The traffic isn’t bad and the weather is nice enough to roll your windows down and enjoy the breeze…until you pass through the scenic cornfields that were freshly fertilized. You’ve never rolled your windows up faster. Then there’s your trusty GPS, "recalculating…" on your console as you try not to panic about having "arrived at your destination." Apparently, you now live in a cornfield. Fabulous. Eventually you find your way back to a main road, then a familiar town and—praise the Lord!—your driveway is within reach.

Step 6: Arrive home

Once you make it home you’ll be tempted to sit down with a nice cup of coffee or tea and relax. Don’t. This is a false sense of security. Just because you are home does not mean the work is over. Unpack your car as quickly as possible, shoving boxes and bags wherever they’ll fit in your home. Only then should you kick back and enjoy a cup of your favorite poison.

Step 7: Unpack

In this corner we have the defending champion, "Loaded Luggage," and in the other corner we have the rookie challenger, "Tired Traveler." Ding ding! You’ve now sat on the couch for two days with an infinite supply of coffee and tea. You really should unpack. You trudge to your room and the wall of bags is so intimidating you think you’d rather just sleep. Grabbing one, you reach inside and pull out an armful of dirty laundry, which you promptly toss into the hamper. The next bag holds pictures from you trip. You promptly sit down and flip through them, losing a solid hour of useful unpacking time. Finally setting them aside, you look at the clock and realize you should probably go to bed. You have to go back to work tomorrow and don’t want to be too tired. Unpacking can wait one more day.

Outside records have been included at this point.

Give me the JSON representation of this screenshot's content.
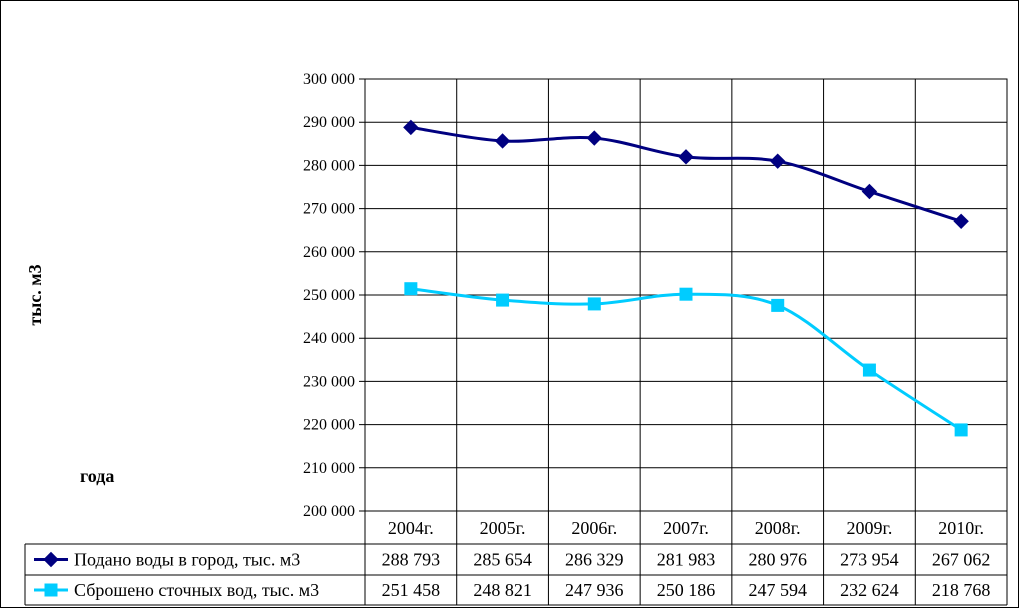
{
  "chart_data": {
    "type": "line",
    "ylabel": "тыс. м3",
    "xlabel": "года",
    "ylim": [
      200000,
      300000
    ],
    "y_ticks": [
      "300 000",
      "290 000",
      "280 000",
      "270 000",
      "260 000",
      "250 000",
      "240 000",
      "230 000",
      "220 000",
      "210 000",
      "200 000"
    ],
    "y_tick_values": [
      300000,
      290000,
      280000,
      270000,
      260000,
      250000,
      240000,
      230000,
      220000,
      210000,
      200000
    ],
    "categories": [
      "2004г.",
      "2005г.",
      "2006г.",
      "2007г.",
      "2008г.",
      "2009г.",
      "2010г."
    ],
    "grid": true,
    "legend": "data-table",
    "series": [
      {
        "name": "Подано воды в город, тыс. м3",
        "color": "#000080",
        "marker": "diamond",
        "values": [
          288793,
          285654,
          286329,
          281983,
          280976,
          273954,
          267062
        ],
        "labels": [
          "288 793",
          "285 654",
          "286 329",
          "281 983",
          "280 976",
          "273 954",
          "267 062"
        ]
      },
      {
        "name": "Сброшено сточных вод, тыс. м3",
        "color": "#00CCFF",
        "marker": "square",
        "values": [
          251458,
          248821,
          247936,
          250186,
          247594,
          232624,
          218768
        ],
        "labels": [
          "251 458",
          "248 821",
          "247 936",
          "250 186",
          "247 594",
          "232 624",
          "218 768"
        ]
      }
    ]
  }
}
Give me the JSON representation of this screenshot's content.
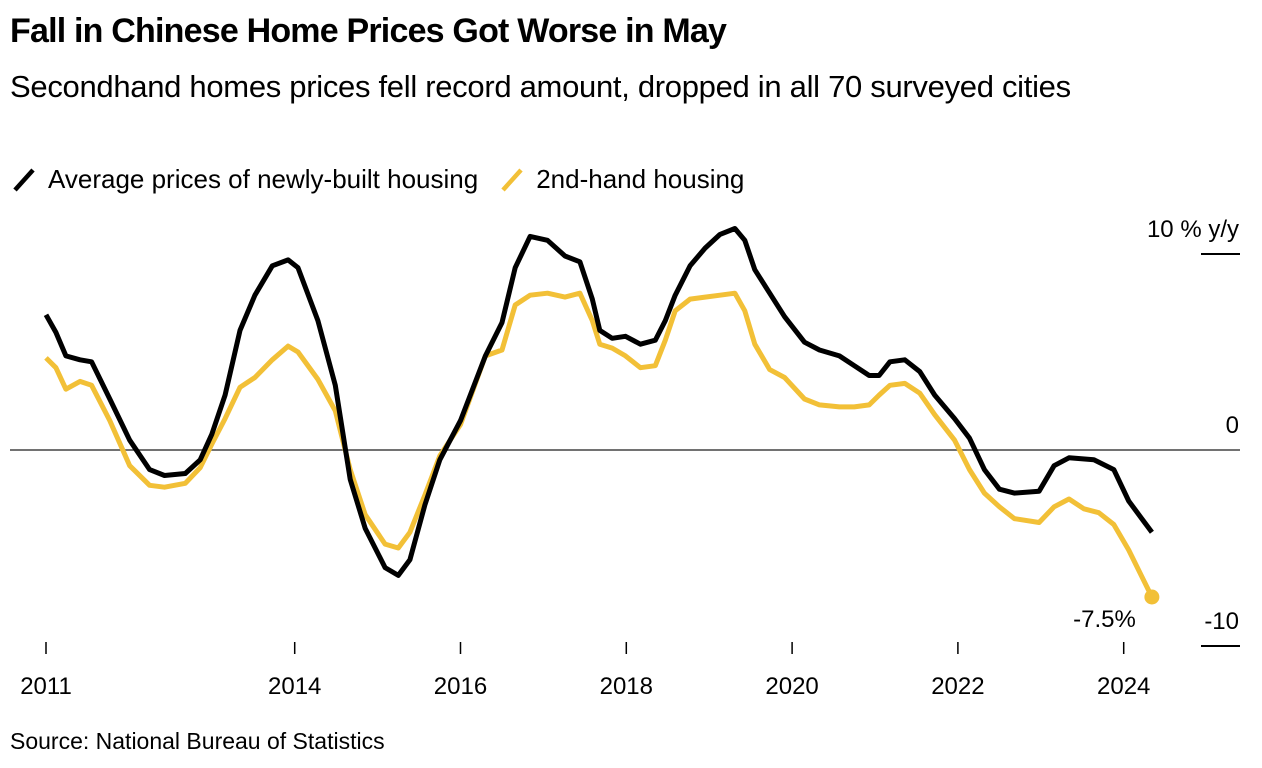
{
  "chart_data": {
    "type": "line",
    "title": "Fall in Chinese Home Prices Got Worse in May",
    "subtitle": "Secondhand homes prices fell record amount, dropped in all 70 surveyed cities",
    "xlabel": "",
    "ylabel": "% y/y",
    "ylim": [
      -10,
      10
    ],
    "xlim": [
      2011.0,
      2025.3
    ],
    "y_ticks": [
      {
        "value": 10,
        "label": "10 % y/y"
      },
      {
        "value": 0,
        "label": "0"
      },
      {
        "value": -10,
        "label": "-10"
      }
    ],
    "x_ticks": [
      {
        "value": 2011,
        "label": "2011"
      },
      {
        "value": 2014,
        "label": "2014"
      },
      {
        "value": 2016,
        "label": "2016"
      },
      {
        "value": 2018,
        "label": "2018"
      },
      {
        "value": 2020,
        "label": "2020"
      },
      {
        "value": 2022,
        "label": "2022"
      },
      {
        "value": 2024,
        "label": "2024"
      }
    ],
    "grid": false,
    "zero_line": true,
    "legend_position": "top-left",
    "series": [
      {
        "name": "Average prices of newly-built housing",
        "color": "#000000",
        "x": [
          2011.0,
          2011.12,
          2011.24,
          2011.41,
          2011.55,
          2011.77,
          2012.01,
          2012.25,
          2012.43,
          2012.68,
          2012.86,
          2013.0,
          2013.16,
          2013.34,
          2013.52,
          2013.73,
          2013.92,
          2014.04,
          2014.28,
          2014.49,
          2014.67,
          2014.85,
          2015.09,
          2015.25,
          2015.39,
          2015.57,
          2015.75,
          2016.0,
          2016.3,
          2016.5,
          2016.66,
          2016.84,
          2017.05,
          2017.26,
          2017.44,
          2017.59,
          2017.68,
          2017.83,
          2017.99,
          2018.17,
          2018.35,
          2018.47,
          2018.59,
          2018.77,
          2018.95,
          2019.13,
          2019.31,
          2019.43,
          2019.55,
          2019.73,
          2019.91,
          2020.15,
          2020.33,
          2020.57,
          2020.75,
          2020.93,
          2021.05,
          2021.18,
          2021.36,
          2021.54,
          2021.72,
          2021.96,
          2022.14,
          2022.32,
          2022.5,
          2022.68,
          2022.98,
          2023.16,
          2023.34,
          2023.64,
          2023.88,
          2024.06,
          2024.34
        ],
        "values": [
          6.9,
          6.0,
          4.8,
          4.6,
          4.5,
          2.6,
          0.5,
          -1.0,
          -1.3,
          -1.2,
          -0.5,
          0.8,
          2.8,
          6.1,
          7.9,
          9.4,
          9.7,
          9.3,
          6.6,
          3.3,
          -1.5,
          -4.0,
          -6.0,
          -6.4,
          -5.6,
          -2.8,
          -0.5,
          1.5,
          4.8,
          6.5,
          9.3,
          10.9,
          10.7,
          9.9,
          9.6,
          7.7,
          6.1,
          5.7,
          5.8,
          5.4,
          5.6,
          6.6,
          7.9,
          9.4,
          10.3,
          11.0,
          11.3,
          10.7,
          9.2,
          8.0,
          6.8,
          5.5,
          5.1,
          4.8,
          4.3,
          3.8,
          3.8,
          4.5,
          4.6,
          4.0,
          2.8,
          1.6,
          0.6,
          -1.0,
          -2.0,
          -2.2,
          -2.1,
          -0.8,
          -0.4,
          -0.5,
          -1.0,
          -2.6,
          -4.2
        ]
      },
      {
        "name": "2nd-hand housing",
        "color": "#f2c037",
        "x": [
          2011.0,
          2011.12,
          2011.24,
          2011.41,
          2011.55,
          2011.77,
          2012.01,
          2012.25,
          2012.43,
          2012.68,
          2012.86,
          2013.0,
          2013.16,
          2013.34,
          2013.52,
          2013.73,
          2013.92,
          2014.04,
          2014.28,
          2014.49,
          2014.67,
          2014.85,
          2015.09,
          2015.25,
          2015.39,
          2015.57,
          2015.75,
          2016.0,
          2016.3,
          2016.5,
          2016.66,
          2016.84,
          2017.05,
          2017.26,
          2017.44,
          2017.59,
          2017.68,
          2017.83,
          2017.99,
          2018.17,
          2018.35,
          2018.47,
          2018.59,
          2018.77,
          2018.95,
          2019.13,
          2019.31,
          2019.43,
          2019.55,
          2019.73,
          2019.91,
          2020.15,
          2020.33,
          2020.57,
          2020.75,
          2020.93,
          2021.05,
          2021.18,
          2021.36,
          2021.54,
          2021.72,
          2021.96,
          2022.14,
          2022.32,
          2022.5,
          2022.68,
          2022.98,
          2023.16,
          2023.34,
          2023.52,
          2023.7,
          2023.88,
          2024.06,
          2024.34
        ],
        "values": [
          4.7,
          4.2,
          3.1,
          3.5,
          3.3,
          1.5,
          -0.8,
          -1.8,
          -1.9,
          -1.7,
          -0.9,
          0.3,
          1.6,
          3.2,
          3.7,
          4.6,
          5.3,
          5.0,
          3.6,
          2.0,
          -1.0,
          -3.3,
          -4.8,
          -5.0,
          -4.2,
          -2.3,
          -0.3,
          1.3,
          4.8,
          5.1,
          7.4,
          7.9,
          8.0,
          7.8,
          8.0,
          6.6,
          5.4,
          5.2,
          4.8,
          4.2,
          4.3,
          5.6,
          7.1,
          7.7,
          7.8,
          7.9,
          8.0,
          7.1,
          5.4,
          4.1,
          3.7,
          2.6,
          2.3,
          2.2,
          2.2,
          2.3,
          2.8,
          3.3,
          3.4,
          2.9,
          1.8,
          0.5,
          -1.0,
          -2.2,
          -2.9,
          -3.5,
          -3.7,
          -2.9,
          -2.5,
          -3.0,
          -3.2,
          -3.8,
          -5.1,
          -7.5
        ]
      }
    ],
    "annotations": [
      {
        "text": "-7.5%",
        "series": "2nd-hand housing",
        "x": 2024.34,
        "y": -7.5,
        "marker": "dot"
      }
    ]
  },
  "source": "Source: National Bureau of Statistics"
}
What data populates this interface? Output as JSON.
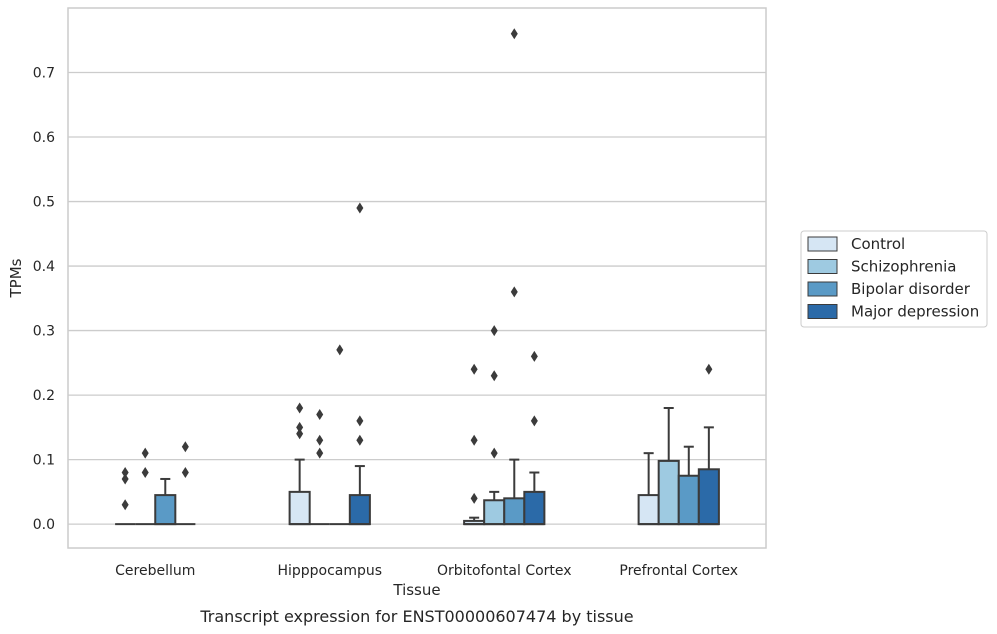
{
  "caption": "Transcript expression for ENST00000607474 by tissue",
  "chart_data": {
    "type": "box",
    "xlabel": "Tissue",
    "ylabel": "TPMs",
    "ylim": [
      -0.037,
      0.8
    ],
    "yticks": [
      0.0,
      0.1,
      0.2,
      0.3,
      0.4,
      0.5,
      0.6,
      0.7
    ],
    "ytick_labels": [
      "0.0",
      "0.1",
      "0.2",
      "0.3",
      "0.4",
      "0.5",
      "0.6",
      "0.7"
    ],
    "grid": "horizontal",
    "legend_position": "right",
    "categories": [
      "Cerebellum",
      "Hipppocampus",
      "Orbitofontal Cortex",
      "Prefrontal Cortex"
    ],
    "series": [
      {
        "name": "Control",
        "color": "#d6e6f4",
        "boxes": [
          {
            "q1": 0,
            "median": 0,
            "q3": 0,
            "whisker_low": 0,
            "whisker_high": 0,
            "outliers": [
              0.03,
              0.07,
              0.08
            ]
          },
          {
            "q1": 0,
            "median": 0,
            "q3": 0.05,
            "whisker_low": 0,
            "whisker_high": 0.1,
            "outliers": [
              0.14,
              0.15,
              0.18
            ]
          },
          {
            "q1": 0,
            "median": 0,
            "q3": 0.005,
            "whisker_low": 0,
            "whisker_high": 0.01,
            "outliers": [
              0.04,
              0.13,
              0.24
            ]
          },
          {
            "q1": 0,
            "median": 0,
            "q3": 0.045,
            "whisker_low": 0,
            "whisker_high": 0.11,
            "outliers": []
          }
        ]
      },
      {
        "name": "Schizophrenia",
        "color": "#9ecae1",
        "boxes": [
          {
            "q1": 0,
            "median": 0,
            "q3": 0,
            "whisker_low": 0,
            "whisker_high": 0,
            "outliers": [
              0.08,
              0.11
            ]
          },
          {
            "q1": 0,
            "median": 0,
            "q3": 0,
            "whisker_low": 0,
            "whisker_high": 0,
            "outliers": [
              0.11,
              0.13,
              0.17
            ]
          },
          {
            "q1": 0,
            "median": 0,
            "q3": 0.037,
            "whisker_low": 0,
            "whisker_high": 0.05,
            "outliers": [
              0.11,
              0.23,
              0.3
            ]
          },
          {
            "q1": 0,
            "median": 0,
            "q3": 0.098,
            "whisker_low": 0,
            "whisker_high": 0.18,
            "outliers": []
          }
        ]
      },
      {
        "name": "Bipolar disorder",
        "color": "#5a9ac6",
        "boxes": [
          {
            "q1": 0,
            "median": 0,
            "q3": 0.045,
            "whisker_low": 0,
            "whisker_high": 0.07,
            "outliers": []
          },
          {
            "q1": 0,
            "median": 0,
            "q3": 0,
            "whisker_low": 0,
            "whisker_high": 0,
            "outliers": [
              0.27
            ]
          },
          {
            "q1": 0,
            "median": 0,
            "q3": 0.04,
            "whisker_low": 0,
            "whisker_high": 0.1,
            "outliers": [
              0.36,
              0.76
            ]
          },
          {
            "q1": 0,
            "median": 0,
            "q3": 0.075,
            "whisker_low": 0,
            "whisker_high": 0.12,
            "outliers": []
          }
        ]
      },
      {
        "name": "Major depression",
        "color": "#2b6aa8",
        "boxes": [
          {
            "q1": 0,
            "median": 0,
            "q3": 0,
            "whisker_low": 0,
            "whisker_high": 0,
            "outliers": [
              0.08,
              0.12
            ]
          },
          {
            "q1": 0,
            "median": 0,
            "q3": 0.045,
            "whisker_low": 0,
            "whisker_high": 0.09,
            "outliers": [
              0.13,
              0.16,
              0.49
            ]
          },
          {
            "q1": 0,
            "median": 0,
            "q3": 0.05,
            "whisker_low": 0,
            "whisker_high": 0.08,
            "outliers": [
              0.16,
              0.26
            ]
          },
          {
            "q1": 0,
            "median": 0,
            "q3": 0.085,
            "whisker_low": 0,
            "whisker_high": 0.15,
            "outliers": [
              0.24
            ]
          }
        ]
      }
    ]
  }
}
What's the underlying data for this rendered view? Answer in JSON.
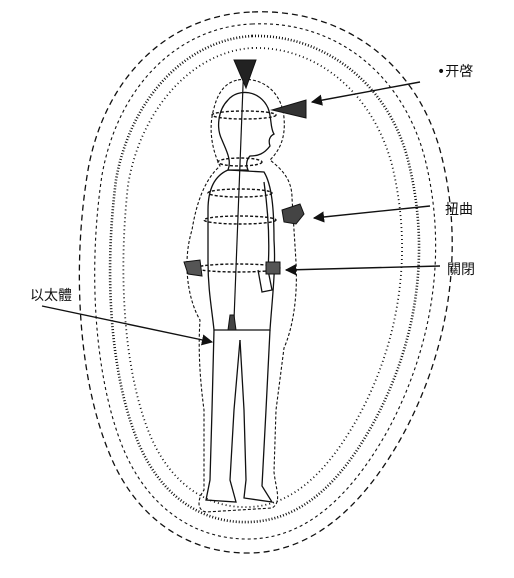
{
  "labels": {
    "opening": "•开啓",
    "twist": "扭曲",
    "closed": "關閉",
    "etheric": "以太體"
  },
  "colors": {
    "ink": "#111111",
    "background": "#ffffff"
  }
}
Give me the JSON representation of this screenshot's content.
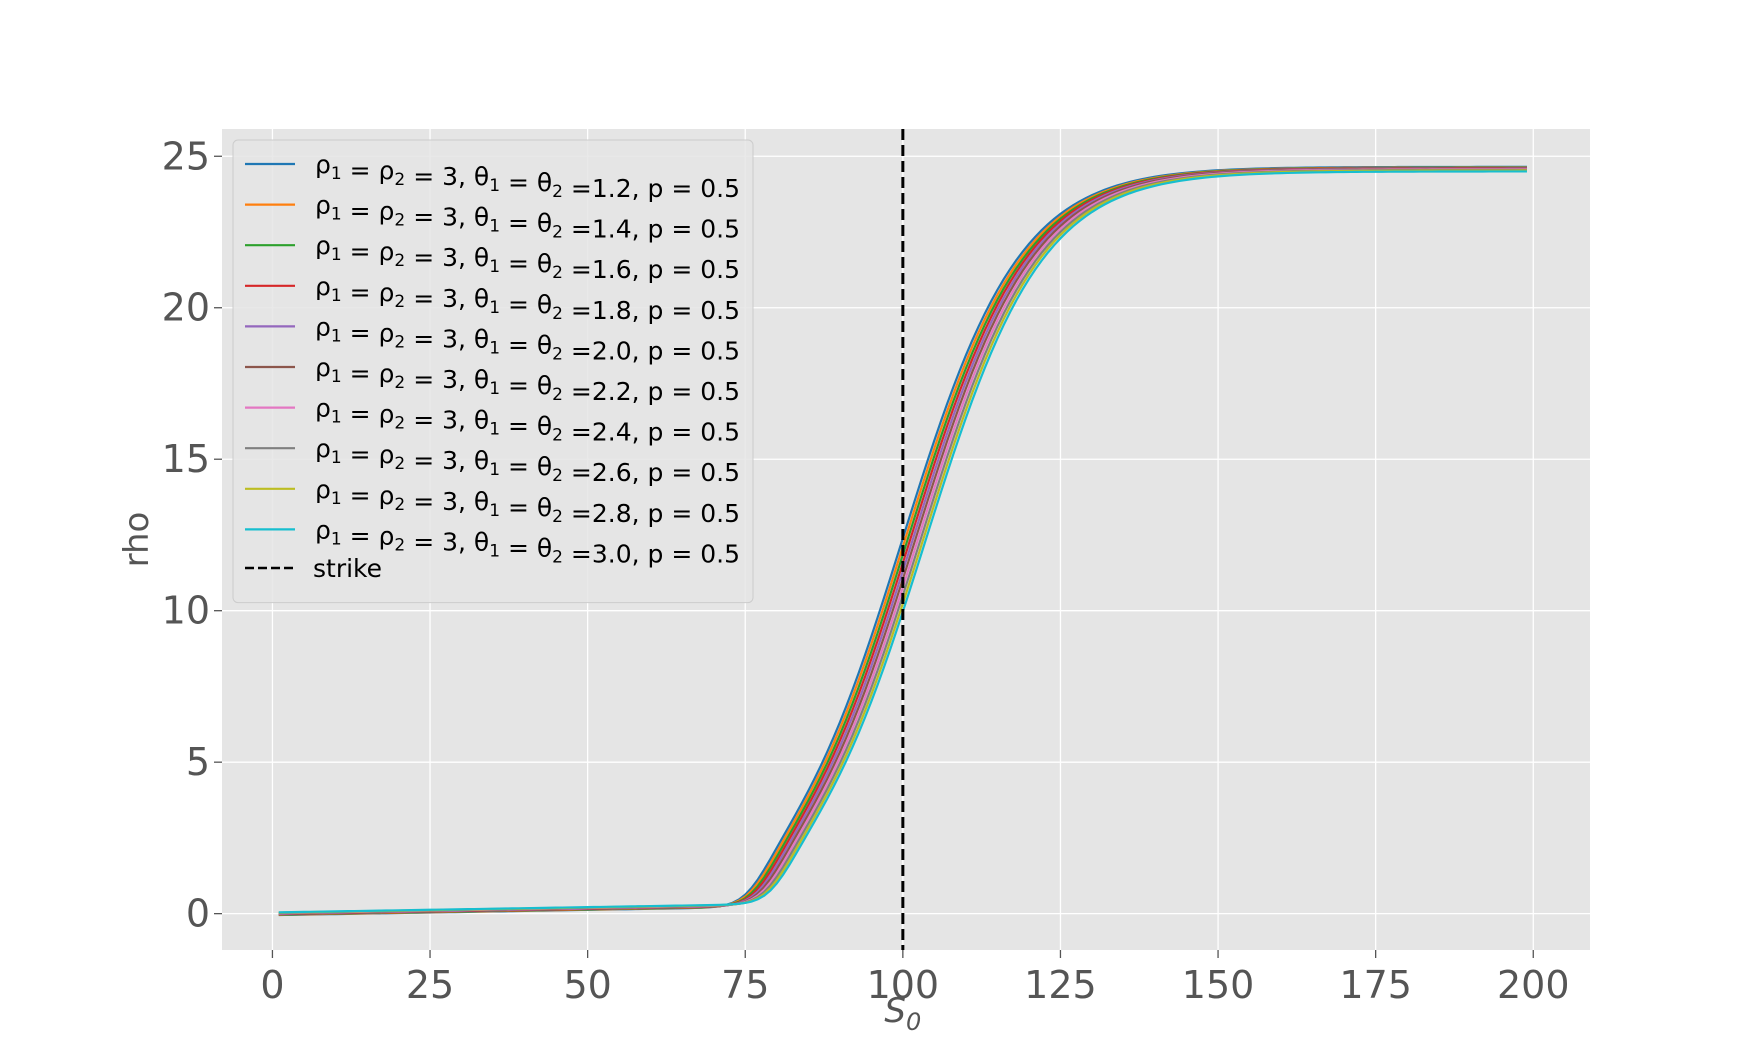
{
  "chart_data": {
    "type": "line",
    "title": "",
    "xlabel": "S",
    "xlabel_sub": "0",
    "ylabel": "rho",
    "xlim": [
      -8,
      209
    ],
    "ylim": [
      -1.2,
      25.9
    ],
    "xticks": [
      0,
      25,
      50,
      75,
      100,
      125,
      150,
      175,
      200
    ],
    "yticks": [
      0,
      5,
      10,
      15,
      20,
      25
    ],
    "xtick_labels": [
      "0",
      "25",
      "50",
      "75",
      "100",
      "125",
      "150",
      "175",
      "200"
    ],
    "ytick_labels": [
      "0",
      "5",
      "10",
      "15",
      "20",
      "25"
    ],
    "grid": true,
    "legend_position": "top-left",
    "x_range": [
      1,
      199
    ],
    "strike": 100,
    "strike_label": "strike",
    "series": [
      {
        "name_pre": "ρ",
        "name_mid": " = ρ",
        "name_mid2": " = 3, θ",
        "name_mid3": " = θ",
        "theta": "=1.2, p = 0.5",
        "color": "#1f77b4",
        "shift": -1.6,
        "top": 24.65,
        "base": -0.05
      },
      {
        "name_pre": "ρ",
        "name_mid": " = ρ",
        "name_mid2": " = 3, θ",
        "name_mid3": " = θ",
        "theta": "=1.4, p = 0.5",
        "color": "#ff7f0e",
        "shift": -1.2,
        "top": 24.63,
        "base": -0.04
      },
      {
        "name_pre": "ρ",
        "name_mid": " = ρ",
        "name_mid2": " = 3, θ",
        "name_mid3": " = θ",
        "theta": "=1.6, p = 0.5",
        "color": "#2ca02c",
        "shift": -0.8,
        "top": 24.62,
        "base": -0.03
      },
      {
        "name_pre": "ρ",
        "name_mid": " = ρ",
        "name_mid2": " = 3, θ",
        "name_mid3": " = θ",
        "theta": "=1.8, p = 0.5",
        "color": "#d62728",
        "shift": -0.4,
        "top": 24.61,
        "base": -0.02
      },
      {
        "name_pre": "ρ",
        "name_mid": " = ρ",
        "name_mid2": " = 3, θ",
        "name_mid3": " = θ",
        "theta": "=2.0, p = 0.5",
        "color": "#9467bd",
        "shift": 0.0,
        "top": 24.6,
        "base": -0.01
      },
      {
        "name_pre": "ρ",
        "name_mid": " = ρ",
        "name_mid2": " = 3, θ",
        "name_mid3": " = θ",
        "theta": "=2.2, p = 0.5",
        "color": "#8c564b",
        "shift": 0.4,
        "top": 24.59,
        "base": 0.0
      },
      {
        "name_pre": "ρ",
        "name_mid": " = ρ",
        "name_mid2": " = 3, θ",
        "name_mid3": " = θ",
        "theta": "=2.4, p = 0.5",
        "color": "#e377c2",
        "shift": 0.8,
        "top": 24.57,
        "base": 0.01
      },
      {
        "name_pre": "ρ",
        "name_mid": " = ρ",
        "name_mid2": " = 3, θ",
        "name_mid3": " = θ",
        "theta": "=2.6, p = 0.5",
        "color": "#7f7f7f",
        "shift": 1.2,
        "top": 24.55,
        "base": 0.02
      },
      {
        "name_pre": "ρ",
        "name_mid": " = ρ",
        "name_mid2": " = 3, θ",
        "name_mid3": " = θ",
        "theta": "=2.8, p = 0.5",
        "color": "#bcbd22",
        "shift": 1.6,
        "top": 24.53,
        "base": 0.03
      },
      {
        "name_pre": "ρ",
        "name_mid": " = ρ",
        "name_mid2": " = 3, θ",
        "name_mid3": " = θ",
        "theta": "=3.0, p = 0.5",
        "color": "#17becf",
        "shift": 2.0,
        "top": 24.5,
        "base": 0.04
      }
    ],
    "subscripts": [
      "1",
      "2",
      "1",
      "2"
    ],
    "colors": {
      "plot_bg": "#e5e5e5",
      "grid": "#ffffff",
      "tick_label": "#555555",
      "strike_line": "#000000",
      "legend_bg": "#e5e5e5",
      "legend_border": "#cccccc"
    }
  }
}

Pretty much every member of the Class of 2014 is going through this cycle at the moment, not wanting to unpack their boxes for fear that it’ll mean college is really over when they do. My own "Loaded Luggage" still beats me down every day, but it’s time to fight back and unpack. My memories of the Mount will always have a place with me, but I have some new boxes that need to be filled with new memories. Goodbye, Mount. Hello, University of Virginia!